In this context, an alternative to subcutaneous injections would improve the quality of life for people with diabetes. This is precisely the objective of the biotechnologist and research affiliate at the Langer Laboratory of the Massachusetts Institute of Technology (MIT), Ester Caffarel-Salvador. The young woman has designed pills capable of delivering insulin orally thus preventing invasive injection procedures.

"There has been research to try to administer insulin orally for almost a century," says Caffarel-Salvador, who has developed her project together with a multidisciplinary team. The biotechnologist points out that one of the main difficulties in achieving this lies in the fact that insulin tends to degrade within the gastrointestinal tract instead of being absorbed. This complication occurs because this substance is not able to easily penetrate through the biological barriers of the human body.

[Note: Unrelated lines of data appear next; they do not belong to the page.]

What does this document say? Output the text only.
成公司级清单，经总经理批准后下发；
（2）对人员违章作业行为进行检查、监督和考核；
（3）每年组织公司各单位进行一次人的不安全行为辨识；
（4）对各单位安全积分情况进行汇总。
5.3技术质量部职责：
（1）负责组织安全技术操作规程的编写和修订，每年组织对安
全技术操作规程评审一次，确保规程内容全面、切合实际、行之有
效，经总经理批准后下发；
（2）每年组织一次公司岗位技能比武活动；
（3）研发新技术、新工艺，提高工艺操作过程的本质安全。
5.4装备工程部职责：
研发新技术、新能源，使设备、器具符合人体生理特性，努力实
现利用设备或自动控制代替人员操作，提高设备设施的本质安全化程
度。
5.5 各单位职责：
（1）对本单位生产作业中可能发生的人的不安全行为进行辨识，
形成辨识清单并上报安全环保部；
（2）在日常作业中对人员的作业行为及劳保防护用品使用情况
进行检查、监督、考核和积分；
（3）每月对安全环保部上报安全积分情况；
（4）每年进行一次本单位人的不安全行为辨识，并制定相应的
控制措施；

Caffarel-Salvador has managed to overcome this difficulty with her medical devices SOMA (Self-orienting Millimeter Scale Applicator) and LUMI (Luminal Unfolding Microneedle Injector). The LUMI allows oral administration of drugs through capsules composed of dissolvable micro-needles loaded with the drug. The SOMA, on the other hand, is one of her most developed prototypes and is structured in the form of a millimeter pill, the size of a pea, able to administer insulin without being degraded in the process. This pill reaches the stomach and delivers the hormone into the internal mucosa of the gastrointestinal tract, preventing it from degrading and spreading through the stomach and intestine. Thus, the insulin reaches the blood in the necessary dose. Thanks to this new research, Caffarel-Salvador has become one of the winners of  Innovators Under 35 Europe from MIT Technology Review.

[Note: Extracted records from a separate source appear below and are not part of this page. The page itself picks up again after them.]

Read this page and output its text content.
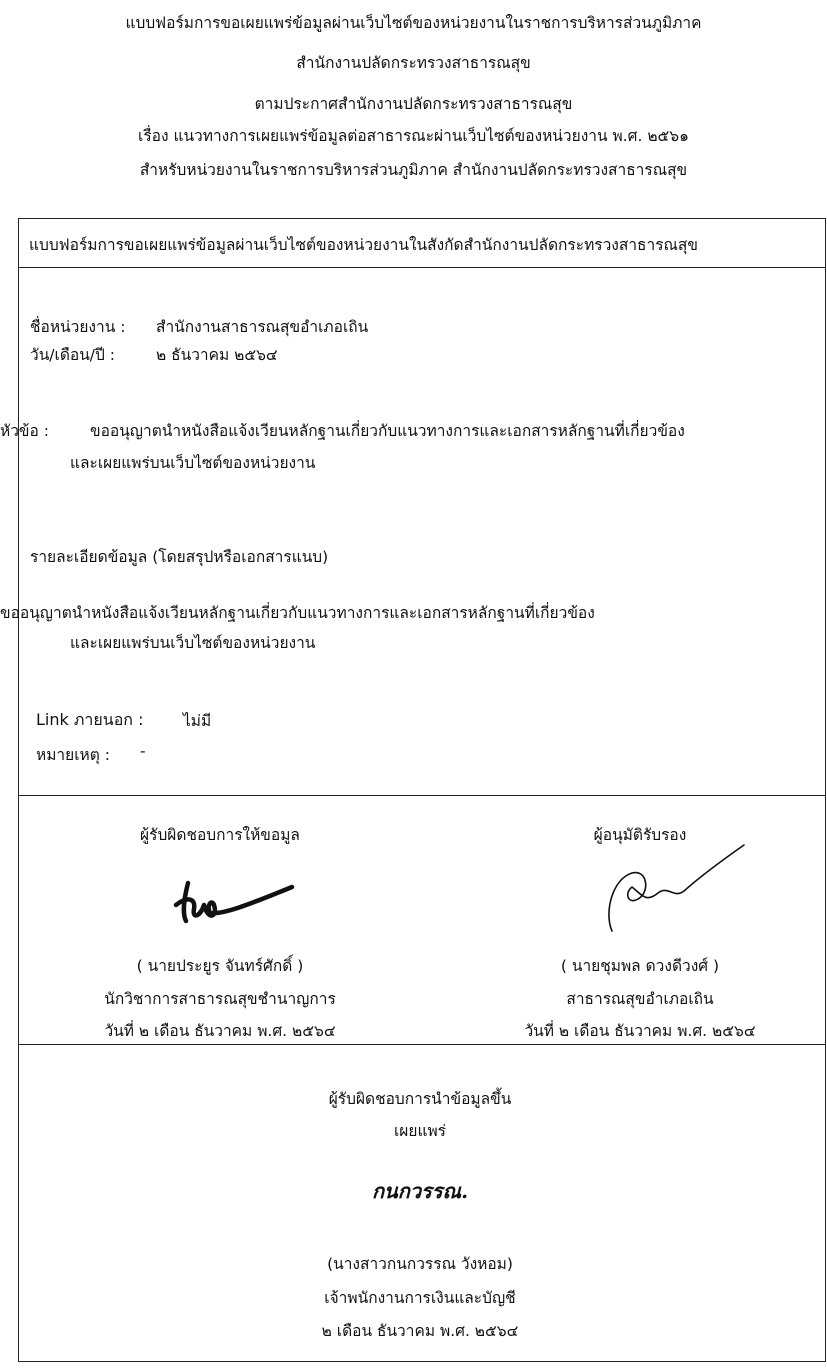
แบบฟอร์มการขอเผยแพร่ข้อมูลผ่านเว็บไซต์ของหน่วยงานในราชการบริหารส่วนภูมิภาค
สำนักงานปลัดกระทรวงสาธารณสุข
ตามประกาศสำนักงานปลัดกระทรวงสาธารณสุข
เรื่อง แนวทางการเผยแพร่ข้อมูลต่อสาธารณะผ่านเว็บไซต์ของหน่วยงาน พ.ศ. ๒๕๖๑
สำหรับหน่วยงานในราชการบริหารส่วนภูมิภาค สำนักงานปลัดกระทรวงสาธารณสุข
แบบฟอร์มการขอเผยแพร่ข้อมูลผ่านเว็บไซต์ของหน่วยงานในสังกัดสำนักงานปลัดกระทรวงสาธารณสุข
ชื่อหน่วยงาน : สำนักงานสาธารณสุขอำเภอเถิน
วัน/เดือน/ปี :	๒ ธันวาคม ๒๕๖๔
หัวข้อ :	ขออนุญาตนำหนังสือแจ้งเวียนหลักฐานเกี่ยวกับแนวทางการและเอกสารหลักฐานที่เกี่ยวข้อง
และเผยแพร่บนเว็บไซต์ของหน่วยงาน
รายละเอียดข้อมูล (โดยสรุปหรือเอกสารแนบ)
ขออนุญาตนำหนังสือแจ้งเวียนหลักฐานเกี่ยวกับแนวทางการและเอกสารหลักฐานที่เกี่ยวข้อง
และเผยแพร่บนเว็บไซต์ของหน่วยงาน
Link ภายนอก :	ไม่มี
หมายเหตุ : -
ผู้รับผิดชอบการให้ขอมูล
( นายประยูร จันทร์ศักดิ์ )
นักวิชาการสาธารณสุขชำนาญการ
วันที่ ๒ เดือน ธันวาคม พ.ศ. ๒๕๖๔
ผู้อนุมัติรับรอง
( นายชุมพล ดวงดีวงศ์ )
สาธารณสุขอำเภอเถิน
วันที่ ๒ เดือน ธันวาคม พ.ศ. ๒๕๖๔
ผู้รับผิดชอบการนำข้อมูลขึ้น
เผยแพร่
กนกวรรณ.
(นางสาวกนกวรรณ วังหอม)
เจ้าพนักงานการเงินและบัญชี
๒ เดือน ธันวาคม พ.ศ. ๒๕๖๔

Through this research, Caffarel-Salvador has co-authored several international patents. These patents include details of how these pills work and the self-activation and self-correcting mechanisms that make it possible to detect where to administer insulin. "This oral supply would have a positive impact on the care of patients with diabetes," points out Caffarel-Salvador, who adds that, "although there are many techniques focused on improving diabetic treatments, there is currently no simpler way to supply insulin than the oral route." In addition, this technology also opens the door to improved injection-based therapies, such as immunosuppressants, to treat rheumatoid arthritis and inflammatory bowel disease. Her contribution to the project lies mainly in the development, design, and execution of in vitro and in vivo clinical trials on animals such as rats and pigs. The young woman adds: "Our challenge now is to further improve this project and move on to clinical trials.” 

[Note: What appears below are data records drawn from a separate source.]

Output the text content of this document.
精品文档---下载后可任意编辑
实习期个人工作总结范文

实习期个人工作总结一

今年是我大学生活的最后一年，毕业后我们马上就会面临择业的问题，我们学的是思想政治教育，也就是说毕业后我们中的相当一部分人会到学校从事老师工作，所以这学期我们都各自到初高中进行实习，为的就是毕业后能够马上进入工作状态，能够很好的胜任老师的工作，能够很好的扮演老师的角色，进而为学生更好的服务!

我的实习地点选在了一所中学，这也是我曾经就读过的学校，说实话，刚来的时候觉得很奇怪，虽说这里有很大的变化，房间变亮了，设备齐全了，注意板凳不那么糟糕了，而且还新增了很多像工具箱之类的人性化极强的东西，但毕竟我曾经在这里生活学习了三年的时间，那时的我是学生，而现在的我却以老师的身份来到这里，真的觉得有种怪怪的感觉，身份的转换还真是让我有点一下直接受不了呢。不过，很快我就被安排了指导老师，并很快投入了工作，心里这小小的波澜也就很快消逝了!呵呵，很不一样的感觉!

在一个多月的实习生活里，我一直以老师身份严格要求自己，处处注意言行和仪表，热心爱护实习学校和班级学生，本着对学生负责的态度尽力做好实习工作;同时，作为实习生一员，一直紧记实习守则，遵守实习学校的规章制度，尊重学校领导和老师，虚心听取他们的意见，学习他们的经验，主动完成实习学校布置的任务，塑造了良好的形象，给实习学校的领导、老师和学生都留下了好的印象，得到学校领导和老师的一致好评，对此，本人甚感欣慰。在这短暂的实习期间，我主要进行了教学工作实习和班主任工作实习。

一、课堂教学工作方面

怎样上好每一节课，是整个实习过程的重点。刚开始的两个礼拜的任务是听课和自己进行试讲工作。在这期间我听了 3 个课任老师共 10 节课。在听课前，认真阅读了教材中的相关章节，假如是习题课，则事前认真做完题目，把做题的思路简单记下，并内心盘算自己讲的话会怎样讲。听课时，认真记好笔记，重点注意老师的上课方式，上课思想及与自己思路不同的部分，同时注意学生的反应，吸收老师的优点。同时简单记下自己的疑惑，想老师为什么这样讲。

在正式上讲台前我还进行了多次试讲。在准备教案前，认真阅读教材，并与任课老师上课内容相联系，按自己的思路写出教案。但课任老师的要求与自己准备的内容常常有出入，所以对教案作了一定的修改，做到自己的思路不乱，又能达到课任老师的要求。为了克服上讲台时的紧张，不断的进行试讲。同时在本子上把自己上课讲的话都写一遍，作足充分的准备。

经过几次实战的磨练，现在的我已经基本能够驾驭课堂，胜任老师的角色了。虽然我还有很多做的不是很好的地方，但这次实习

So far, consolidated scientific magazines have already echoed this research. For example, Science published an article on SOMA in February 2019 and Nature wrote an article on LUMI in October 2019. Several multinational companies are also showing interest for the insulin pills. The MIT team is now continuing to work with the international pharmaceutical company, Novo Nordisk, to further develop the technology and optimize the manufacturing process for the capsules.

Emmanuelle Tognoli, Associate Research Professor at the Center for Complex Systems and Brain Sciences at the Atlantic University of Florida (USA) and member of the Innovators Under 35 Europe 2019 jury, believes that "this micro-device for delivering drugs has the potential to revolutionize the care for diabetic patients, and when it does, it will have room to explore countless other applications."